Ironia quântica. A tecnologia que poderia salvar os bitcoins de Satoshi não alcança ele
🗣 Em abril, Jameson Lopp propôs um plano que parecia drástico. Congelar bitcoins em endereços vulneráveis à computação quântica depois de três a cinco anos, medida que atingiria mais de um terço de todo o BTC em circulação, incluindo a fortuna de Satoshi Nakamoto. Mas o projeto vinha com uma promessa, provas de conhecimento zero (ZK-proofs) permitiriam recuperar esses fundos. Agora o Project Eleven, especializado em pesquisa pós-quântica, entregou um protótipo que cumpre exatamente essa promessa. Só há um problema de timing, a carteira mais icônica do Bitcoin não pode usar.

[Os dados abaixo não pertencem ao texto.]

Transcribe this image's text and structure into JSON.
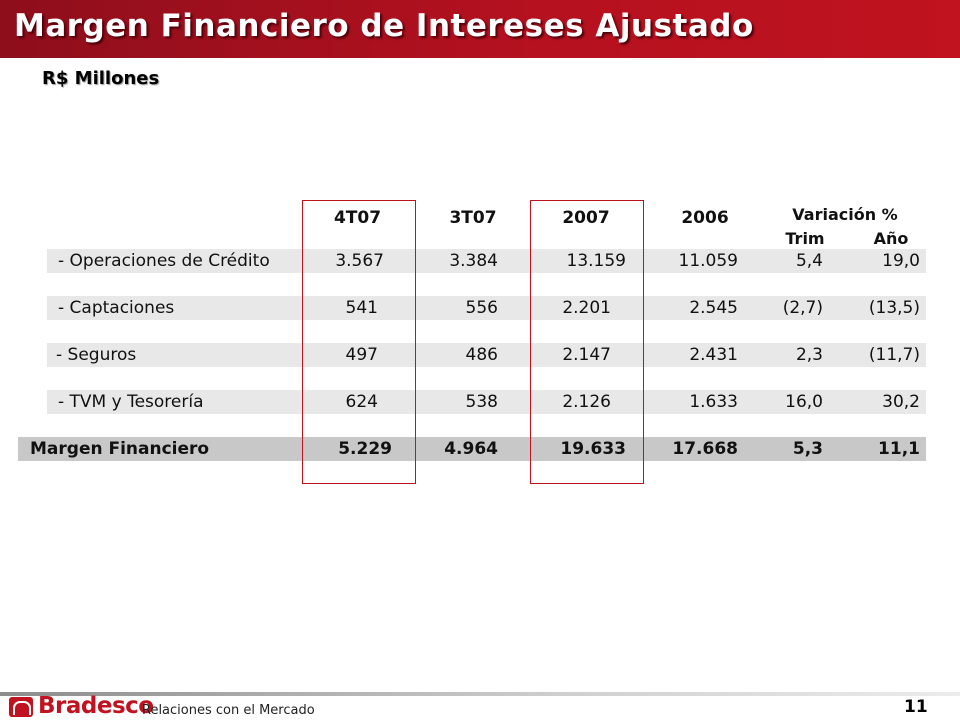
{
  "header": {
    "title": "Margen Financiero de Intereses Ajustado",
    "subtitle": "R$ Millones"
  },
  "table": {
    "columns": [
      "4T07",
      "3T07",
      "2007",
      "2006"
    ],
    "variation": {
      "label": "Variación %",
      "trim": "Trim",
      "anio": "Año"
    },
    "rows": [
      {
        "label": "-  Operaciones de Crédito",
        "values": [
          "3.567",
          "3.384",
          "13.159",
          "11.059",
          "5,4",
          "19,0"
        ]
      },
      {
        "label": "-  Captaciones",
        "values": [
          "541",
          "556",
          "2.201",
          "2.545",
          "(2,7)",
          "(13,5)"
        ]
      },
      {
        "label": "- Seguros",
        "values": [
          "497",
          "486",
          "2.147",
          "2.431",
          "2,3",
          "(11,7)"
        ]
      },
      {
        "label": "- TVM y Tesorería",
        "values": [
          "624",
          "538",
          "2.126",
          "1.633",
          "16,0",
          "30,2"
        ]
      }
    ],
    "total": {
      "label": "Margen Financiero",
      "values": [
        "5.229",
        "4.964",
        "19.633",
        "17.668",
        "5,3",
        "11,1"
      ]
    }
  },
  "footer": {
    "brand": "Bradesco",
    "section": "Relaciones con el Mercado",
    "page": "11"
  },
  "colors": {
    "brand_red": "#c0121f",
    "band_gray": "#e8e8e8",
    "total_gray": "#c8c8c8"
  },
  "icons": [
    "bradesco-logo-icon"
  ]
}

O paradoxo está na própria arquitetura que protege as carteiras modernas. O Bitcoin usa criptografia de curva elíptica (ECC) para autenticar transações, e um computador quântico capaz de rodar o algoritmo de Shor poderia quebrar essa proteção, o temido Q-Day. A defesa veio em 2012 com o BIP-32, que introduziu a derivação hierárquica de chaves via HMAC-SHA512. Esse processo é unidirecional, dá para ir da semente até o endereço filho, mas o caminho inverso é computacionalmente impossível, mesmo para um quantum. O algoritmo de Grover, a arma quântica contra hashing, só corta a segurança pela metade, e um hash de 256 bits continua exigindo tentativas numa escala cósmica.
O Project Eleven montou uma prova de conhecimento zero exatamente sobre essa defesa. O usuário comprova que detém o material criptográfico acima de seu endereço na cadeia de derivação, que esse material realmente dá origem ao endereço, e ancora a prova a uma mensagem que autoriza a transação de resgate. Tudo isso sem expor chave alguma. O protótipo gera a prova em 243 ms num MacBook Air M5 (quatro núcleos), verifica em 40 ms, e roda com 2 GB de RAM, sem GPU. A versão própria do Project Eleven faz o mesmo em 910 ms só com CPU.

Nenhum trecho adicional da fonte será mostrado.